De ahora en adelante, las YPG podrían sufrir un ataque de Turquía (que las considera una organización terrorista, por su afiliación con el Partido Kurdo de los Trabajadores, PKK) o del régimen de Al Assad (que quiere reafirmar su poder en todo el país, incluidas las zonas petrolíferas del nordeste).
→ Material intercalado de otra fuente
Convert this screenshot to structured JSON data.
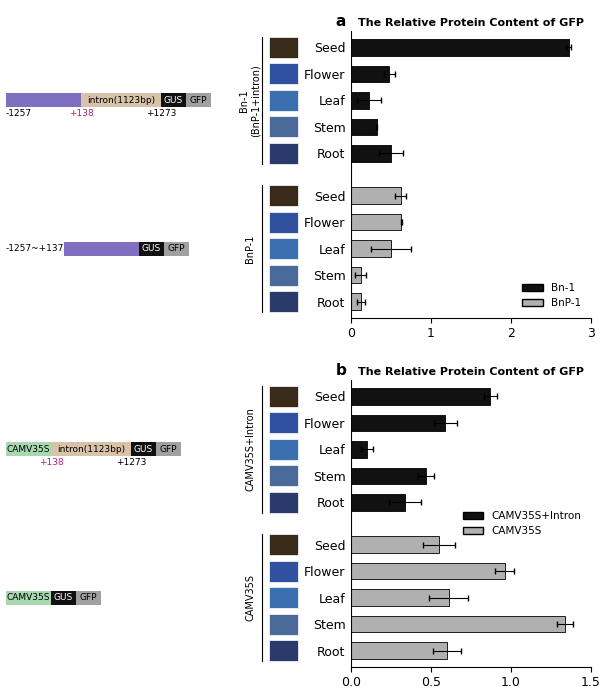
{
  "chart_data": [
    {
      "type": "bar",
      "orientation": "horizontal",
      "panel": "a",
      "title": "The Relative Protein Content of GFP",
      "categories": [
        "Seed",
        "Flower",
        "Leaf",
        "Stem",
        "Root"
      ],
      "series": [
        {
          "name": "Bn-1",
          "group_label": "Bn-1\n(BnP-1+intron)",
          "color": "#111111",
          "values": [
            2.72,
            0.48,
            0.22,
            0.32,
            0.5
          ],
          "errors": [
            0.03,
            0.07,
            0.15,
            0.01,
            0.15
          ]
        },
        {
          "name": "BnP-1",
          "group_label": "BnP-1",
          "color": "#b0b0b0",
          "values": [
            0.62,
            0.63,
            0.5,
            0.12,
            0.12
          ],
          "errors": [
            0.07,
            0.01,
            0.25,
            0.07,
            0.05
          ]
        }
      ],
      "xlim": [
        0,
        3
      ],
      "xticks": [
        0,
        1,
        2,
        3
      ],
      "legend": "lower right",
      "constructs": [
        {
          "segments": [
            null,
            "intron(1123bp)",
            "GUS",
            "GFP"
          ],
          "colors": [
            "#7f6fc0",
            "#d8c2a8",
            "#111111",
            "#a0a0a0"
          ],
          "marks": [
            {
              "text": "-1257",
              "boundary": 0
            },
            {
              "text": "+138",
              "boundary": 1
            },
            {
              "text": "+1273",
              "boundary": 2
            }
          ]
        },
        {
          "prefix": "-1257~+137",
          "segments": [
            null,
            "GUS",
            "GFP"
          ],
          "colors": [
            "#7f6fc0",
            "#111111",
            "#a0a0a0"
          ]
        }
      ]
    },
    {
      "type": "bar",
      "orientation": "horizontal",
      "panel": "b",
      "title": "The Relative Protein Content of GFP",
      "categories": [
        "Seed",
        "Flower",
        "Leaf",
        "Stem",
        "Root"
      ],
      "series": [
        {
          "name": "CAMV35S+Intron",
          "group_label": "CAMV35S+Intron",
          "color": "#111111",
          "values": [
            0.87,
            0.59,
            0.1,
            0.47,
            0.34
          ],
          "errors": [
            0.04,
            0.07,
            0.04,
            0.05,
            0.1
          ]
        },
        {
          "name": "CAMV35S",
          "group_label": "CAMV35S",
          "color": "#b0b0b0",
          "values": [
            0.55,
            0.96,
            0.61,
            1.34,
            0.6
          ],
          "errors": [
            0.1,
            0.06,
            0.12,
            0.05,
            0.09
          ]
        }
      ],
      "xlim": [
        0,
        1.5
      ],
      "xticks": [
        {
          "value": 0,
          "label": "0.0"
        },
        {
          "value": 0.5,
          "label": "0.5"
        },
        {
          "value": 1,
          "label": "1.0"
        },
        {
          "value": 1.5,
          "label": "1.5"
        }
      ],
      "legend": "center right",
      "constructs": [
        {
          "segments": [
            "CAMV35S",
            "intron(1123bp)",
            "GUS",
            "GFP"
          ],
          "colors": [
            "#a8d8b0",
            "#d8c2a8",
            "#111111",
            "#a0a0a0"
          ],
          "marks": [
            {
              "text": "+138",
              "boundary": 1
            },
            {
              "text": "+1273",
              "boundary": 2
            }
          ]
        },
        {
          "segments": [
            "CAMV35S",
            "GUS",
            "GFP"
          ],
          "colors": [
            "#a8d8b0",
            "#111111",
            "#a0a0a0"
          ]
        }
      ]
    }
  ]
}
Si esos ataques derivaran en una situación caótica, el Estado Islámico podría aprovechar la oportunidad para reaparecer, reagruparse y volver a capturar parte del territorio que ha perdido en los últimos dos años.

En resumen, la verdadera cuestión para Estados Unidos no debería haber sido si quedarse o marcharse, sino en qué plazos y en qué condiciones llevar a cabo la retirada.

Tanto a Estados Unidos como a Rusia debería interesarles evitar una lucha sin cuartel por el territorio abandonado por el primero, porque podría revitalizar al Estado Islámico y, en el caso de Rusia, porque entonces Turquía podría acabar controlando más territorio del aliado de Moscú. Para impedirlo, Washington y Moscú, juntos o por separado, deberán convencer a Turquía de que no lance un ataque contra el territorio en poder de las YPG, convencerles de que resten importancia a su faceta armada y facilitar un acuerdo entre Damasco y las YPG que incluya el regreso del Gobierno sirio al nordeste con cierto grado de autogobierno kurdo en la región. De esa forma, sería posible restablecer la soberanía de Siria, tranquilizar a Turquía al restringir la autoridad y el poder de fuego de las YPG y proteger a los kurdos de ataques militares. Quizá sea demasiado tarde para lograrlo. Pero no para intentarlo.